Allegorical meaning behind the Gita

Here's an important point about the Gita. The entire dialogue between Krishna and Arjuna, and the war itself can be seen as allegory. The historic Kurukshetra battlefield is symbolic of the human frame. Life centered in the body is a kind of warfare. The Pandavas and Kauravas are parallel to the good and bad human tendencies. The bad tendencies are the Kauravas—naturally in the majority. And why are they considered bad? Because they're born of a "blind" father, which is ignorance. You may remember that Dhritarashtra was blind, while his brother Pandu is said to be white-skinned. This isn't a reference to his race. The word pandu means white, which represents sattva, purity and tranquility. The five sons of Pandu are the products of tranquility and represent the virtuous human qualities.

There is a constant struggle between the good and bad, but both must get their energy from the supreme God or the Atman, the inner consciousness. Without the Atman or Self, even the bad qualities couldn't do anything. Lord Krishna represents the Atman. The good qualities always seek the guidance of the inner consciousness, the Atman, or Krishna; whereas other tendencies seek the help of the senses and physical forces—Krishna's army.

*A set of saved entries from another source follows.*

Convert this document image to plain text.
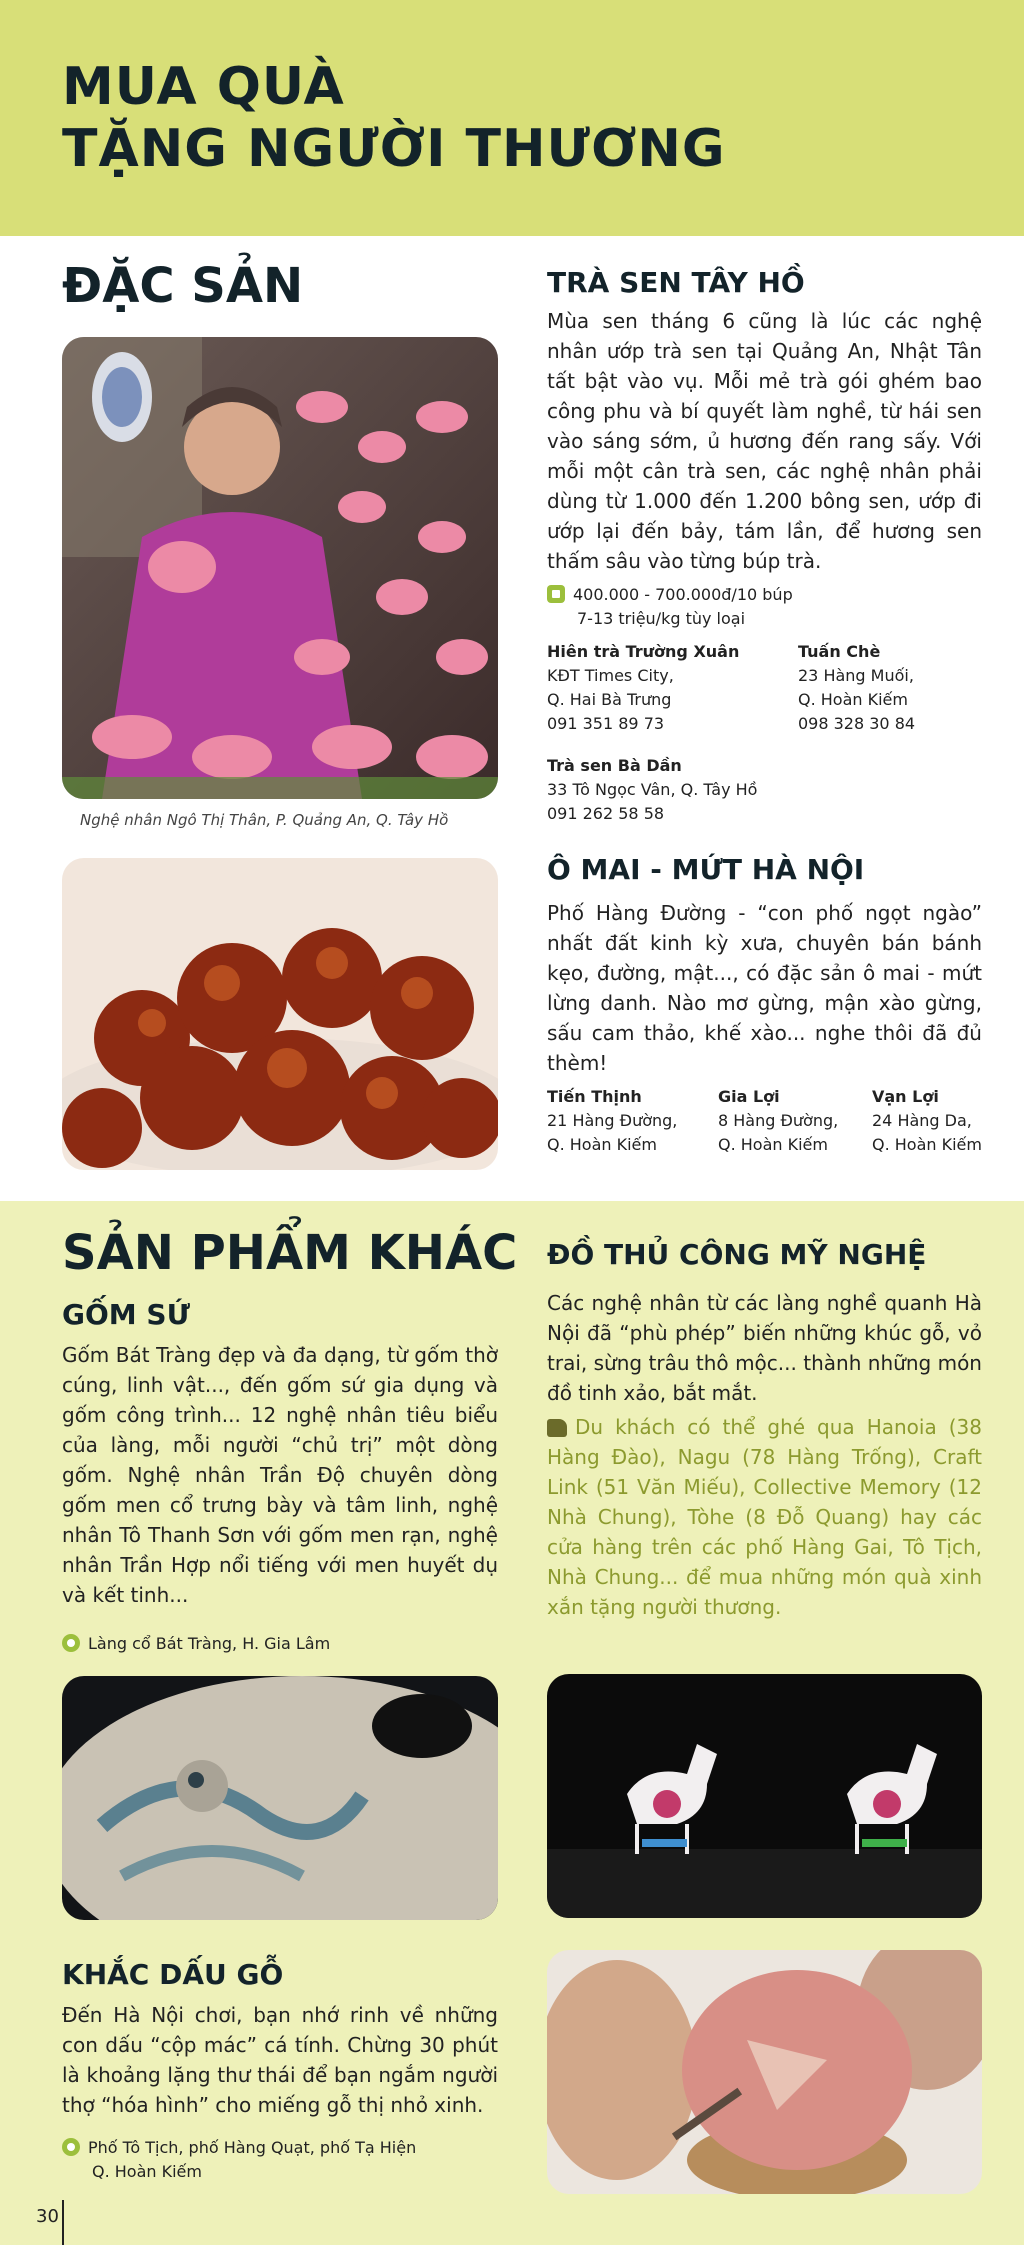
MUA QUÀ
TẶNG NGƯỜI THƯƠNG
ĐẶC SẢN
Nghệ nhân Ngô Thị Thân, P. Quảng An, Q. Tây Hồ
TRÀ SEN TÂY HỒ
Mùa sen tháng 6 cũng là lúc các nghệ nhân ướp trà sen tại Quảng An, Nhật Tân tất bật vào vụ. Mỗi mẻ trà gói ghém bao công phu và bí quyết làm nghề, từ hái sen vào sáng sớm, ủ hương đến rang sấy. Với mỗi một cân trà sen, các nghệ nhân phải dùng từ 1.000 đến 1.200 bông sen, ướp đi ướp lại đến bảy, tám lần, để hương sen thấm sâu vào từng búp trà.
400.000 - 700.000đ/10 búp
7-13 triệu/kg tùy loại
Hiên trà Trường Xuân
KĐT Times City,
Q. Hai Bà Trưng
091 351 89 73
Tuấn Chè
23 Hàng Muối,
Q. Hoàn Kiếm
098 328 30 84
Trà sen Bà Dần
33 Tô Ngọc Vân, Q. Tây Hồ
091 262 58 58
Ô MAI - MỨT HÀ NỘI
Phố Hàng Đường - “con phố ngọt ngào” nhất đất kinh kỳ xưa, chuyên bán bánh kẹo, đường, mật..., có đặc sản ô mai - mứt lừng danh. Nào mơ gừng, mận xào gừng, sấu cam thảo, khế xào... nghe thôi đã đủ thèm!
Tiến Thịnh
21 Hàng Đường,
Q. Hoàn Kiếm
Gia Lợi
8 Hàng Đường,
Q. Hoàn Kiếm
Vạn Lợi
24 Hàng Da,
Q. Hoàn Kiếm
SẢN PHẨM KHÁC
GỐM SỨ
Gốm Bát Tràng đẹp và đa dạng, từ gốm thờ cúng, linh vật..., đến gốm sứ gia dụng và gốm công trình... 12 nghệ nhân tiêu biểu của làng, mỗi người “chủ trị” một dòng gốm. Nghệ nhân Trần Độ chuyên dòng gốm men cổ trưng bày và tâm linh, nghệ nhân Tô Thanh Sơn với gốm men rạn, nghệ nhân Trần Hợp nổi tiếng với men huyết dụ và kết tinh...
Làng cổ Bát Tràng, H. Gia Lâm
KHẮC DẤU GỖ
Đến Hà Nội chơi, bạn nhớ rinh về những con dấu “cộp mác” cá tính. Chừng 30 phút là khoảng lặng thư thái để bạn ngắm người thợ “hóa hình” cho miếng gỗ thị nhỏ xinh.
Phố Tô Tịch, phố Hàng Quạt, phố Tạ Hiện
Q. Hoàn Kiếm
ĐỒ THỦ CÔNG MỸ NGHỆ
Các nghệ nhân từ các làng nghề quanh Hà Nội đã “phù phép” biến những khúc gỗ, vỏ trai, sừng trâu thô mộc... thành những món đồ tinh xảo, bắt mắt.
Du khách có thể ghé qua Hanoia (38 Hàng Đào), Nagu (78 Hàng Trống), Craft Link (51 Văn Miếu), Collective Memory (12 Nhà Chung), Tòhe (8 Đỗ Quang) hay các cửa hàng trên các phố Hàng Gai, Tô Tịch, Nhà Chung... để mua những món quà xinh xắn tặng người thương.
30
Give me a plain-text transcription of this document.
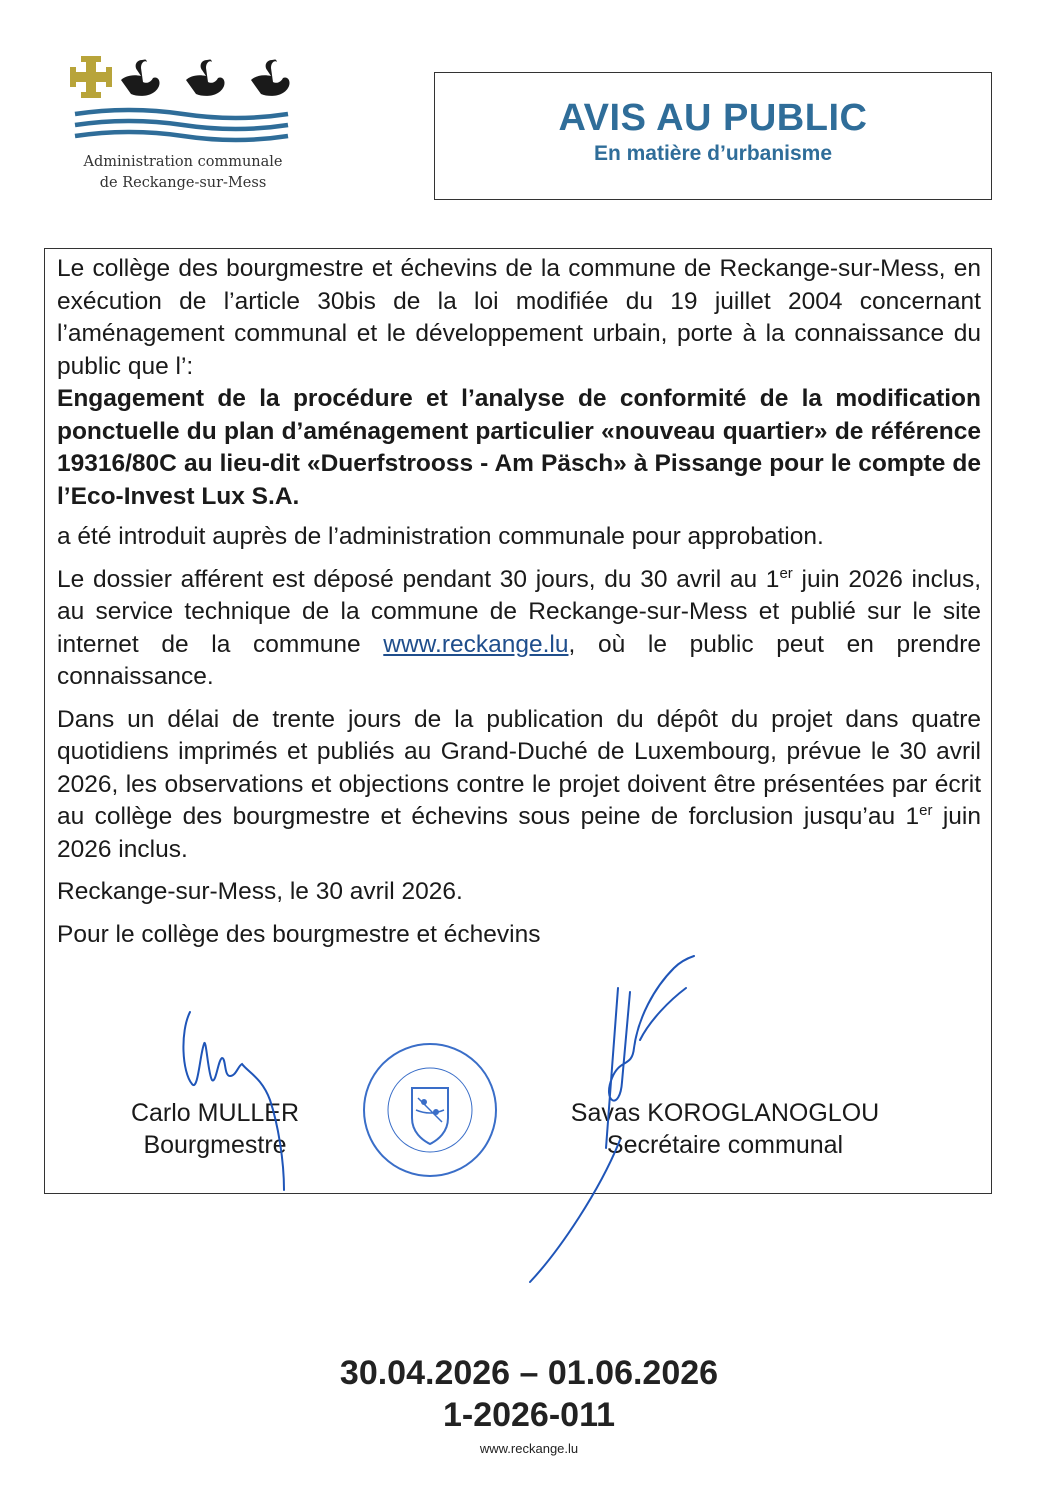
Administration communale
de Reckange-sur-Mess
AVIS AU PUBLIC
En matière d’urbanisme

Le collège des bourgmestre et échevins de la commune de Reckange-sur-Mess, en exécution de l’article 30bis de la loi modifiée du 19 juillet 2004 concernant l’aménagement communal et le développement urbain, porte à la connaissance du public que l’:

Engagement de la procédure et l’analyse de conformité de la modification ponctuelle du plan d’aménagement particulier «nouveau quartier» de référence 19316/80C au lieu-dit «Duerfstrooss - Am Päsch» à Pissange pour le compte de l’Eco-Invest Lux S.A.

a été introduit auprès de l’administration communale pour approbation.

Le dossier afférent est déposé pendant 30 jours, du 30 avril au 1er juin 2026 inclus, au service technique de la commune de Reckange-sur-Mess et publié sur le site internet de la commune www.reckange.lu, où le public peut en prendre connaissance.

Dans un délai de trente jours de la publication du dépôt du projet dans quatre quotidiens imprimés et publiés au Grand-Duché de Luxembourg, prévue le 30 avril 2026, les observations et objections contre le projet doivent être présentées par écrit au collège des bourgmestre et échevins sous peine de forclusion jusqu’au 1er juin 2026 inclus.

Reckange-sur-Mess, le 30 avril 2026.

Pour le collège des bourgmestre et échevins

Carlo MULLER
Bourgmestre
Savas KOROGLANOGLOU
Secrétaire communal
30.04.2026 – 01.06.2026
1-2026-011
www.reckange.lu
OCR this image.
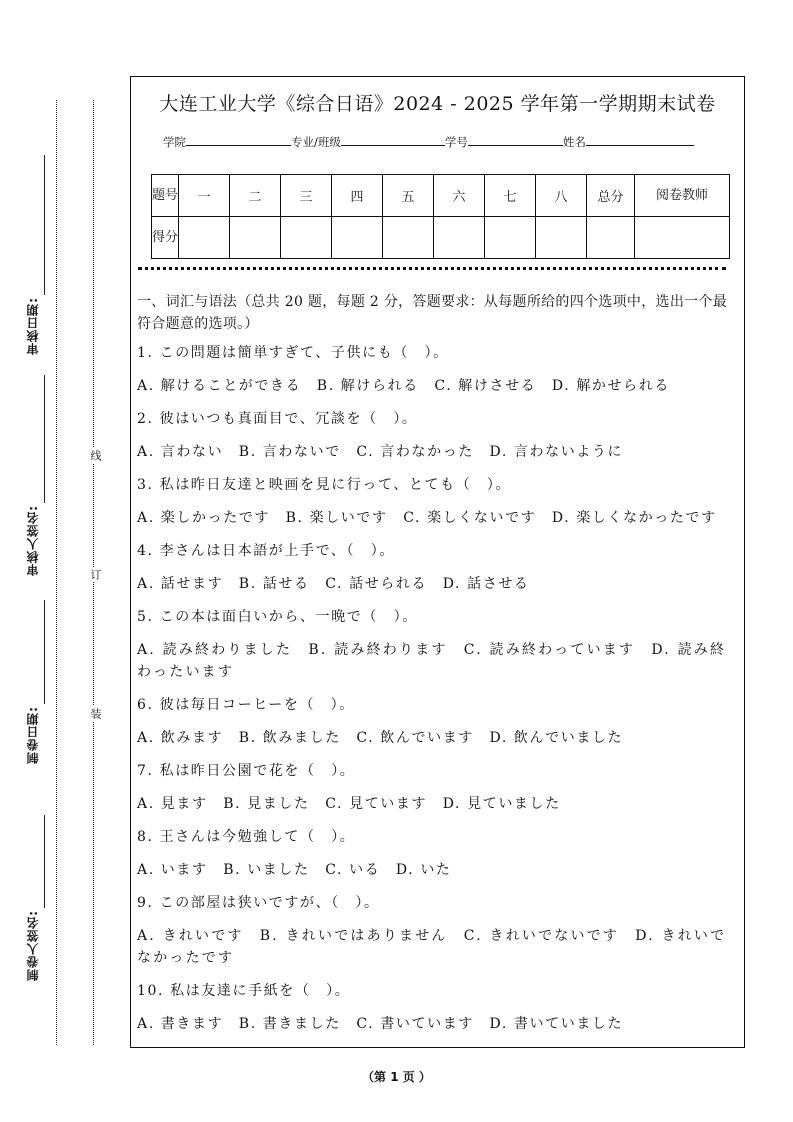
审核日期:
审核人签名:
制卷日期:
制卷人签名:
线
订
装
大连工业大学《综合日语》2024 - 2025 学年第一学期期末试卷
学院	专业/班级	学号	姓名
题号	一	二	三	四	五	六	七	八	总分	阅卷教师
得分										
一、词汇与语法（总共 20 题，每题 2 分，答题要求：从每题所给的四个选项中，选出一个最符合题意的选项。）
1. この問題は簡単すぎて、子供にも（　）。
A. 解けることができる　B. 解けられる　C. 解けさせる　D. 解かせられる
2. 彼はいつも真面目で、冗談を（　）。
A. 言わない　B. 言わないで　C. 言わなかった　D. 言わないように
3. 私は昨日友達と映画を見に行って、とても（　）。
A. 楽しかったです　B. 楽しいです　C. 楽しくないです　D. 楽しくなかったです
4. 李さんは日本語が上手で、（　）。
A. 話せます　B. 話せる　C. 話せられる　D. 話させる
5. この本は面白いから、一晩で（　）。
A. 読み終わりました　B. 読み終わります　C. 読み終わっています　D. 読み終わったいます
6. 彼は毎日コーヒーを（　）。
A. 飲みます　B. 飲みました　C. 飲んでいます　D. 飲んでいました
7. 私は昨日公園で花を（　）。
A. 見ます　B. 見ました　C. 見ています　D. 見ていました
8. 王さんは今勉強して（　）。
A. います　B. いました　C. いる　D. いた
9. この部屋は狭いですが、（　）。
A. きれいです　B. きれいではありません　C. きれいでないです　D. きれいでなかったです
10. 私は友達に手紙を（　）。
A. 書きます　B. 書きました　C. 書いています　D. 書いていました
（第 1 页 ）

So this Kurukshetra battle didn't happen just once some thousands of years ago. It's constantly happening. It's within each of us. If the good tendencies will allow their conscience to guide them, they can have the grace and friendship of the Lord, and they can win the battle of life.

On yet another level, the war chariot is the body; the five beautiful horses are the five senses; and the reins that control the horses are the buddhi or intellect. If that intellect, the discriminative faculty, is in the hands of the conscience, which is God in you, then your chariot runs well.

If the soul or the desirous mind sits behind and simply follows what the conscience says, it will always be successful. That’s the allegorical meaning behind the Gita.